(Gaza) L’armée israélienne a mené une frappe samedi sur un immeuble d’une dizaine d’étages abritant les locaux de la chaîne de télévision qatarie Al-Jazeera et de l’agence de presse américaine Associated Press (AP) dans la bande de Gaza, ont constaté des journalistes de l’AFP.

Agence France-Presse

« Une frappe israélienne a dévasté la tour qui abrite les bureaux d’AP dans la ville de Gaza », a écrit sur Twitter Jon Gambrell, un journaliste de l’agence américaine.

Des journalistes de l’AFP ont vu la tour de 13 étages se faire pulvériser par plusieurs missiles.

PHOTO MOHAMMED SALEM, REUTERS

La tour Jala s'est effondrée après avoir été bombardée.

Jawad Mehdi, propriétaire de la tour Jala, a indiqué qu’un officier israélien du renseignement l’avait prévenu avant la frappe qu’il disposait d’une heure pour faire évacuer le bâtiment. Il a demandé 10 minutes supplémentaires pour que les journalistes puissent emporter leur équipement, mais a essuyé un refus.
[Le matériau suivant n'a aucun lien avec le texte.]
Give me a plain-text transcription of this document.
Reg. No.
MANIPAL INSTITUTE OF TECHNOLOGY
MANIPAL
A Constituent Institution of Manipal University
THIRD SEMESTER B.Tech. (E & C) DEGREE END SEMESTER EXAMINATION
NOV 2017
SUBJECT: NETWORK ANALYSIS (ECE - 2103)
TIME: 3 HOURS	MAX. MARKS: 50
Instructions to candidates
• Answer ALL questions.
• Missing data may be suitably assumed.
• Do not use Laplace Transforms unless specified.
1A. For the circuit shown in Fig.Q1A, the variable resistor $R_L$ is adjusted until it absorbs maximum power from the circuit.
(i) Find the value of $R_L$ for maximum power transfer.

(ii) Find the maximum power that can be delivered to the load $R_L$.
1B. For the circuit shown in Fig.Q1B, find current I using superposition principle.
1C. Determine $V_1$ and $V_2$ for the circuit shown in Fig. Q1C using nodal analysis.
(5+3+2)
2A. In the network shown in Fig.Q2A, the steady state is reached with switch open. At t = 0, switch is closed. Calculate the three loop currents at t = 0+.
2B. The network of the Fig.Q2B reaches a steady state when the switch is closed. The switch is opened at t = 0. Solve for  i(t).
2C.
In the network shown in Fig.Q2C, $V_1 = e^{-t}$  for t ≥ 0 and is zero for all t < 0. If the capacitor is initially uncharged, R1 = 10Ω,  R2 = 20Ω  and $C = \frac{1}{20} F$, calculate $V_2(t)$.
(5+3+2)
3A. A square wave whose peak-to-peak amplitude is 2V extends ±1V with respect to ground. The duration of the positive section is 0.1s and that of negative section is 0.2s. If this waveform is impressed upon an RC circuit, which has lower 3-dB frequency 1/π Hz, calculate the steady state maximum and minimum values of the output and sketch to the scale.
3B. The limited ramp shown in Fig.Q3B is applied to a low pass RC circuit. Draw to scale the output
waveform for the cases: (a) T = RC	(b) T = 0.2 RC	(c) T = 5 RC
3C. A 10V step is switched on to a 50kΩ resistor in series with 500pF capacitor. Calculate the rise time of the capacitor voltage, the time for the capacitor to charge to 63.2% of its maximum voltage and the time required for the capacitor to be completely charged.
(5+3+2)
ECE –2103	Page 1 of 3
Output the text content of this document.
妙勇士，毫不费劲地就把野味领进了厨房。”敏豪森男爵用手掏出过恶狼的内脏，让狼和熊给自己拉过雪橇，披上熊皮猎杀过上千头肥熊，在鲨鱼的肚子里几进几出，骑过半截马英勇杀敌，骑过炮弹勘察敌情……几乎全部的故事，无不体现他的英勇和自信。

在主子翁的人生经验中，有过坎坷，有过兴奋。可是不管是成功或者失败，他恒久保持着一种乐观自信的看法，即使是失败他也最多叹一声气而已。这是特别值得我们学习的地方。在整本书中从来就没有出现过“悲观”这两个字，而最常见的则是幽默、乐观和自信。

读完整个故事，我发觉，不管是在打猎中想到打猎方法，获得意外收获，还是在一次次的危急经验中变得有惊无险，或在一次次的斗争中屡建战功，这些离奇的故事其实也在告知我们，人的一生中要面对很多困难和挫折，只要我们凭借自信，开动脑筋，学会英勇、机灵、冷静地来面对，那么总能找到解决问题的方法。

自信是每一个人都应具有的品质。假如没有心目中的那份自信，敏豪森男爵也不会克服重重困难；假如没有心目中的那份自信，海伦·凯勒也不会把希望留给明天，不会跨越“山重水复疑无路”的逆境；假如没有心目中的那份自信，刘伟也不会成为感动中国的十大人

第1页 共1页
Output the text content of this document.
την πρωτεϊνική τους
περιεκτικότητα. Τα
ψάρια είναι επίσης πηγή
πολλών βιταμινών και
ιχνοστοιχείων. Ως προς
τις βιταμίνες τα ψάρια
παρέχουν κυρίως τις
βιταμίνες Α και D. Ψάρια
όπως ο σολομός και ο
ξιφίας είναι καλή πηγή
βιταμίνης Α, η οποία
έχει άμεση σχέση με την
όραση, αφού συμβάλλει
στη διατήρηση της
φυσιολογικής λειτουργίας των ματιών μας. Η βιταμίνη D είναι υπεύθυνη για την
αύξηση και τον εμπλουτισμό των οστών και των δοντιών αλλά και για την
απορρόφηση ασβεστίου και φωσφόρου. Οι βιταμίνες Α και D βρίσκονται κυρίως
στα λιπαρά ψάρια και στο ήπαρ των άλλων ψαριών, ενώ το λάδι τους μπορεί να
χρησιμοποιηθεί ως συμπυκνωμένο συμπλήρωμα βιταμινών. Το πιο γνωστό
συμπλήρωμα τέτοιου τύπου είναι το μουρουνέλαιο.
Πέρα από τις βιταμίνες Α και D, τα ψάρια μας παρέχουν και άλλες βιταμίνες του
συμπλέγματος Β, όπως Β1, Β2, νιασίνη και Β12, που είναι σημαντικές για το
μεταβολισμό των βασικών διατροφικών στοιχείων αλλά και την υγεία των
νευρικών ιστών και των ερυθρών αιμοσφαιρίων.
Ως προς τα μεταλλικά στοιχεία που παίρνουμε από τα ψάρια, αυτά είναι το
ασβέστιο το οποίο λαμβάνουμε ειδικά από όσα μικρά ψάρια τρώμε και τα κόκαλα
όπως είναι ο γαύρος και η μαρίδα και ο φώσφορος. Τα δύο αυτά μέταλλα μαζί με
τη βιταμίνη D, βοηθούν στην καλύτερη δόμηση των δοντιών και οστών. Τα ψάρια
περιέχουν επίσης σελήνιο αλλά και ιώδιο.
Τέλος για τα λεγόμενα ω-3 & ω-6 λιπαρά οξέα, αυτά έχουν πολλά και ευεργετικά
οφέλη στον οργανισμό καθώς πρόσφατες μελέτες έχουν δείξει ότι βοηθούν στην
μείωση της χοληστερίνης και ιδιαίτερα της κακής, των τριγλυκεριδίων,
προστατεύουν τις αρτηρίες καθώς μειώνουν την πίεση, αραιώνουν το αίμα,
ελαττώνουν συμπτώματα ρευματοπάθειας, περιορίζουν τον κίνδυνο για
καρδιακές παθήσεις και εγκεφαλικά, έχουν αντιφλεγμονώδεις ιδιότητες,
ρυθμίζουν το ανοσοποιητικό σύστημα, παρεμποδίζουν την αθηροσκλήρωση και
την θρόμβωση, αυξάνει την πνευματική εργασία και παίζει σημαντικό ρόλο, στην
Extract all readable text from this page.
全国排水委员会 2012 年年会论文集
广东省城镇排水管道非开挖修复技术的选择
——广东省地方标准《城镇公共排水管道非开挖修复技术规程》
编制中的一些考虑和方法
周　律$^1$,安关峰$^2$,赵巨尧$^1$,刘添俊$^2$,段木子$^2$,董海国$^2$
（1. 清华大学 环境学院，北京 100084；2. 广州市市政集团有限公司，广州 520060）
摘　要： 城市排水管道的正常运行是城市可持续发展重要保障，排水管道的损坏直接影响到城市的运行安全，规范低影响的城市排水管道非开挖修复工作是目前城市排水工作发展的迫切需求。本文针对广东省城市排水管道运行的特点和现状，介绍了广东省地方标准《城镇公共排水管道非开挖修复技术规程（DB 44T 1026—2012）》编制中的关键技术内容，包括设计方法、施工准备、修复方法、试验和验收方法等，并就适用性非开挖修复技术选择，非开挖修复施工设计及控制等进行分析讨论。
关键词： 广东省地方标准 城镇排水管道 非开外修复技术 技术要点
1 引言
La chaîne Al-Jazeera a confirmé sur Twitter que ses locaux étaient dans ce bâtiment et a retransmis en direct les images de la tour s’effondrer dans un nuage de poussière.

L’agence AP s’est dite « choquée et horrifiée » par la frappe israélienne.

« C’est un développement incroyablement inquiétant. Nous avons évité de justesse de terribles pertes humaines », a dit dans un communiqué le patron de l’agence, Gary Pruitt. « Le monde sera moins informé sur ce qui se passe à Gaza à cause de ce qui s’est passé aujourd’hui », a-t-il ajouté.

L’armée israélienne a indiqué que des équipements militaires du Hamas, le mouvement islamiste au pouvoir dans l’enclave, se trouvaient dans la tour frappée par ses avions de combat.

« Le bâtiment abritait aussi les bureaux de médias civils, derrière lesquels le groupe terroriste Hamas se cache et qu’il utilise comme boucliers humains », a ajouté l’armée, affirmant avoir prévenu les civils à l’intérieur de l’immeuble avant l’attaque et leur « avoir laissé assez de temps pour l’évacuer ».

« Il est clair qu’il a été décidé non plus de causer des destructions et des morts, mais aussi de faire taire ceux qui le montrent », a réagi auprès de l’AFP Walid al-Omari, chef du bureau d’Al-Jazeera en Israël et dans les Territoires palestiniens.

PHOTO KHALIL HAMRA, ASSOCIATED PRESS

Un policier se tient devant la tour Jala en ruines.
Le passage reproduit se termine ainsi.